Every number on this page models fixed-payment repayment, either the standard 10-year federal plan or a private student loan at a fixed rate, on a $5,000 balance at 6% APR. This $5,000 scenario does not model income-driven repayment plans, where the monthly payment is set by income and recalculated annually rather than staying fixed like the 6% amortized payments shown for this $5,000 balance. Federal borrowers carrying a balance like this $5,000 one at 6% should check studentaid.gov to see which plan options actually apply to their loans.
If the goal on this $5,000 loan at 6% APR is to actually shorten the payoff timeline, the extra amount has to be flagged for principal, not just sent as a bigger payment. Most servicers default to advancing the next due date unless told otherwise, which leaves the $5,000 balance and the 6% interest schedule completely unchanged.
This page models a $5,000 student loan at 6% APR by itself. If it's one entry in a bigger payoff plan, this $5,000 balance takes its place in a snowball order based on its size relative to your other balances, not on its 6% rate, minimums everywhere else, extra dollars toward the smallest balance.
The payment for each term shown for this $5,000 student loan at 6% APR comes from the standard loan amortization formula; the months-to-payoff and total-interest figures that follow come from Atlas's month-by-month simulation, not a shortcut estimate, interest accrues first each month, then the payment applies to this student loan.
Consistency matters as much on a $5,000 student loan at 6% APR as it does on any other debt.
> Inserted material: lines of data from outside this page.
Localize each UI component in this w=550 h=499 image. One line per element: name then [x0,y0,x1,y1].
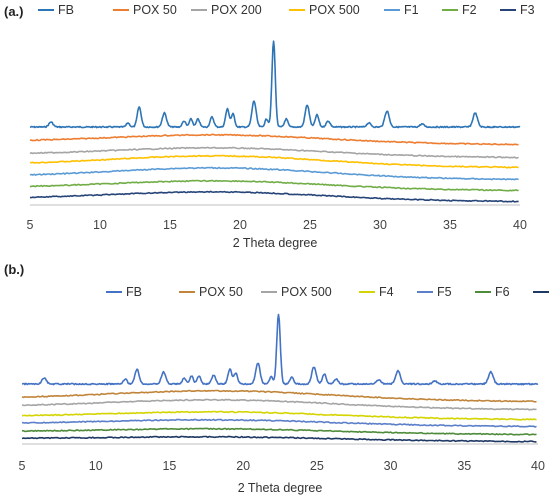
series-line-fb [29,40,521,129]
series-line-pox-50 [29,133,519,146]
series-line-f7 [21,435,537,443]
series-line-f4 [21,410,537,421]
series-line-pox-50 [21,389,537,403]
x-axis-title: 2 Theta degree [233,236,318,250]
x-tick-label: 15 [162,459,176,473]
legend-label: F2 [462,3,477,17]
legend-label: POX 50 [133,3,177,17]
x-tick-label: 35 [457,459,471,473]
series-line-f1 [29,166,519,181]
legend-label: F5 [437,285,452,299]
series-line-f6 [21,427,537,436]
x-tick-label: 15 [163,218,177,232]
series-line-f2 [29,179,519,192]
panel-label: (a.) [4,4,24,19]
legend-label: FB [58,3,74,17]
x-tick-label: 35 [443,218,457,232]
x-tick-label: 20 [236,459,250,473]
x-axis-title: 2 Theta degree [238,481,323,495]
x-tick-label: 5 [19,459,26,473]
x-tick-label: 30 [384,459,398,473]
series-line-f5 [21,418,537,428]
x-tick-label: 25 [310,459,324,473]
x-tick-label: 40 [531,459,545,473]
panel-a: (a.) FB POX 50 POX 200 POX 500 F1 F2 F3 5 10 15 20 2… [4,3,535,250]
series-line-pox-200 [29,146,519,159]
legend-label: POX 50 [199,285,243,299]
legend-label: FB [126,285,142,299]
legend-label: POX 500 [281,285,332,299]
legend-label: F6 [495,285,510,299]
series-line-f3 [30,190,519,203]
series-line-pox-500 [21,398,537,411]
x-tick-label: 25 [303,218,317,232]
x-tick-label: 10 [89,459,103,473]
legend-label: F4 [379,285,394,299]
x-tick-label: 10 [93,218,107,232]
legend-label: F3 [520,3,535,17]
legend-label: F1 [404,3,419,17]
legend-label: POX 500 [309,3,360,17]
x-tick-label: 30 [373,218,387,232]
x-tick-label: 5 [27,218,34,232]
series-line-pox-500 [29,154,519,169]
x-tick-label: 40 [513,218,527,232]
panel-label: (b.) [4,262,24,277]
series-line-fb [21,313,539,386]
x-tick-label: 20 [233,218,247,232]
legend-label: POX 200 [211,3,262,17]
The 9 years 11 months timeline in the table above assumes no missed payments on this $5,000 loan at 6%, budget for the fixed amount before committing to an accelerated schedule.
The scenario above assumes $5,000 at 6% APR stays exactly as modeled, no missed payments, no rate changes. Atlas recomputes your actual payoff date from your real student loan balance and payment history, which is more useful once you're actually paying this $5,000 student loan at 6% down.
FAQ
How long does it take to pay off a $5,000 student loan at 6% APR?
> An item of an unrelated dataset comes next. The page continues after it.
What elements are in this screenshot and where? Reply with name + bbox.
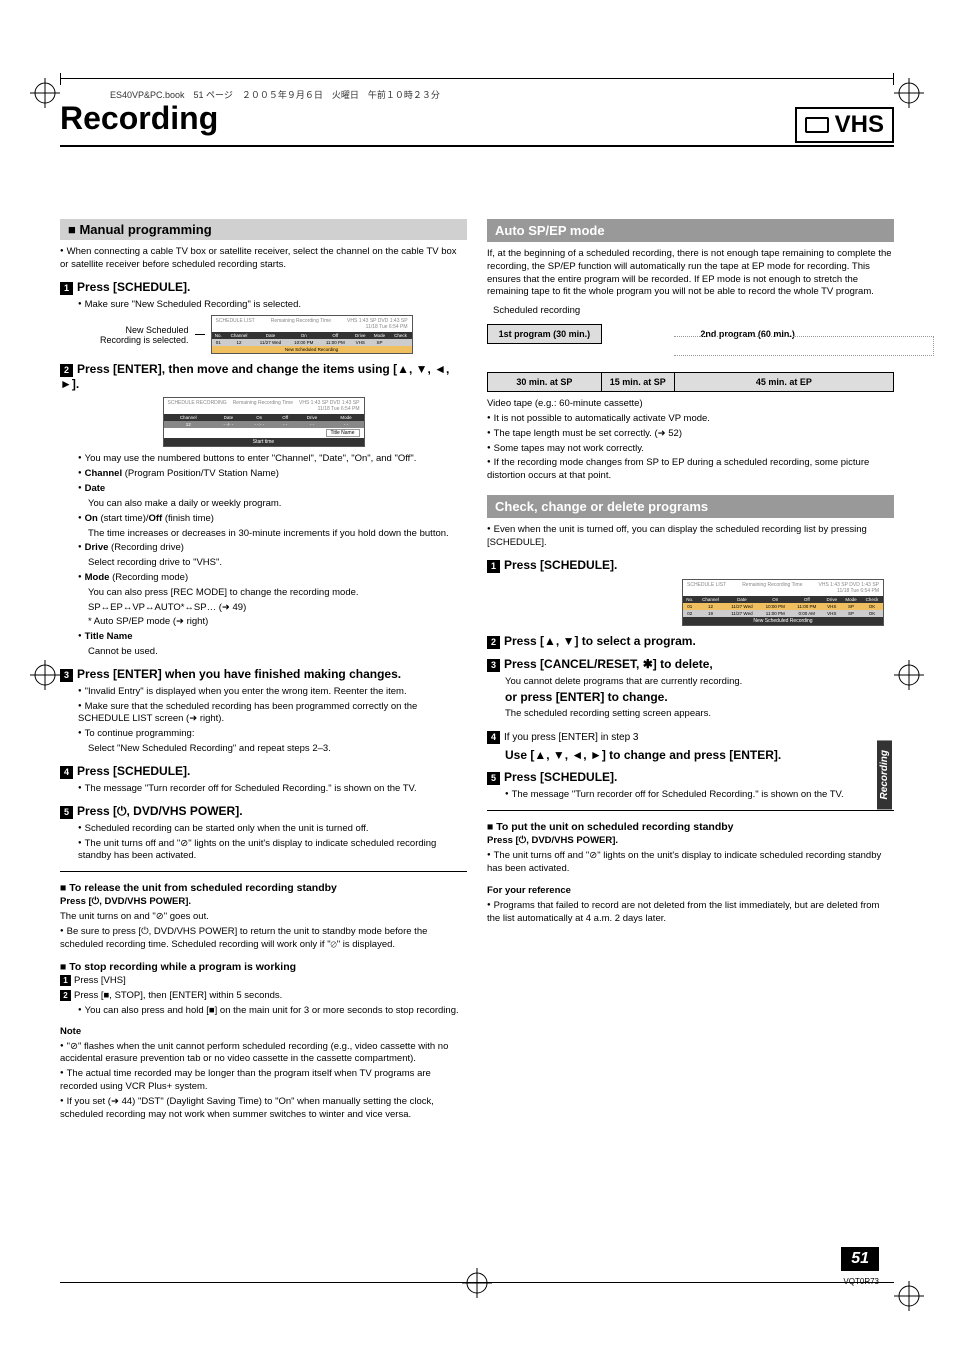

At the standard 10yr (standard plan) of $56/mo, it takes 9 years 11 months. A shorter term on this $5,000 student loan costs more per month but pays off faster; a longer term at 6% APR lowers the payment while stretching the timeline out, the full breakdown is in the table above.
How much interest will I pay on a $5,000 student loan at 6% APR?
At the standard term shown in the table, total interest on a $5,000 student loan at 6% APR comes to about $1,640. Paying extra toward principal, like the $156/mo row above, reduces both the timeline and the total interest on this $5,000 balance.
Is 6% APR a high interest rate for a $5,000 student loan?
6% APR on a $5,000 student loan is moderate, typical federal undergrad territory, well within the range federal subsidized and unsubsidized undergraduate rates land in.
Does this $5,000 student loan calculator at 6% APR account for income-driven repayment plans?
No. This page models fixed-payment repayment only, either the standard 10-year federal plan or a fixed-rate private loan, on a $5,000 balance at 6% APR. Income-driven repayment plans set the monthly payment from income and recalculate it annually, so the months-to-payoff and interest figures shown for this $5,000 balance at 6% don't apply if you're on one. Check studentaid.gov for the income-driven plan options available to federal borrowers carrying a $5,000 balance.
What's the fastest way to pay off a $5,000 student loan at 6% APR?
Pay as much extra toward principal on this $5,000 student loan at 6% APR as your budget allows, on top of the required payment, every month. The extra-payment row in the table above shows how much time and interest a modest additional amount saves at 6% APR. If this student loan is one of several debts, the debt snowball method directs extra dollars at your smallest balance first, whether or not that's the $5,000 student loan at 6%.
Atlas tracks your real balance and recomputes your payoff date as you pay it down.